Norway targets influencers who use beauty filters with disclaimer law
Oslo, Norway - Norway is making influencers and other advertisers inform users when they have digitally altered the appearance of someone in an ad, in an effort to limit the negative body image promoted on Instagram and other social media platforms.
A change in the law coming into force in July stipulates that digitally manipulated appearances in paid advertisements must be marked with a special kind of notice.
This includes any changes to body shape, size and skin, for example changes in facial shape, broader shoulders and narrower hips – some of the most common manipulations offered by beauty filters and apps designed to beautify selfies.
Pictures and videos of extremely thin people still show up on platforms such as TikTok, Instagram, and YouTube without warning, and often in an explicitly positive context.

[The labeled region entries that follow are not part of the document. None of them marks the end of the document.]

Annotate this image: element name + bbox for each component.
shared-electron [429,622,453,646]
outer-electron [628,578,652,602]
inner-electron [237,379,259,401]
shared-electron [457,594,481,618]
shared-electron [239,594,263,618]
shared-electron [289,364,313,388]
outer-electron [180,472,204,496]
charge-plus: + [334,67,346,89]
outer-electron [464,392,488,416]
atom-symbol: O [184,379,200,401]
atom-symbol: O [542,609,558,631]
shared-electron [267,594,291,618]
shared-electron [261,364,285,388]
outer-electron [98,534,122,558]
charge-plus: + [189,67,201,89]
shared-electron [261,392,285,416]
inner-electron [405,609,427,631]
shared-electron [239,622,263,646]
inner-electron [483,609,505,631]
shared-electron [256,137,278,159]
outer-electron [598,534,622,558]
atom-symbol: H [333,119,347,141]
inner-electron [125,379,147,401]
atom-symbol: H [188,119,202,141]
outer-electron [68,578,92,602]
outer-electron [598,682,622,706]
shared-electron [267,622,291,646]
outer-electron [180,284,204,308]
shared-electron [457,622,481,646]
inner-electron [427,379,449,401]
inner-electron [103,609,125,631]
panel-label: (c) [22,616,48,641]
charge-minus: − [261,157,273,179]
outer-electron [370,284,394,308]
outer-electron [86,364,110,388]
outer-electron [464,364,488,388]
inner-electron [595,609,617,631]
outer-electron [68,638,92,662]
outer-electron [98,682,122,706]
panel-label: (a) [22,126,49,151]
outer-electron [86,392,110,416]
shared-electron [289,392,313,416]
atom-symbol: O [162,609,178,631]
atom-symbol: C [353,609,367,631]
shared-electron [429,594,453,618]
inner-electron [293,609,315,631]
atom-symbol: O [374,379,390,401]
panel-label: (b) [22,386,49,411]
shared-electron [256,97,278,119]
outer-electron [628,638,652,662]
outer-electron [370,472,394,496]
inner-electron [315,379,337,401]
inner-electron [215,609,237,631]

Media experts have warned that unhealthy body images on social media can be particularly dangerous for younger teenagers, who are discovering their own bodies and are often dissatisfied with their looks.
Influencers who don't comply will be fined
Norway's measure is intended to help make consumers aware that the appearance of people in some ads can be at the very least misleading. Ultimately, the aim is to portray less idealized bodies and promote a more healthy body image.
"Finally we are getting a powerful measure against unhealthy body pressure that especially children and young people are exposed to," said the Norwegian Minister for Children and Family Affairs, Kjersti Toppe.
The labelling obligation applies to all traditional and social media. It explicitly targets influencers and other people who post advertisements online on the internet and in social media. Those who do not comply with it will face a fine.
The notice will need to take up about 7% of the image area and be placed clearly visible in the upper left corner of the advertisement. Both those who have created the advertisement and the advertisers who want to earn money with it can be held responsible.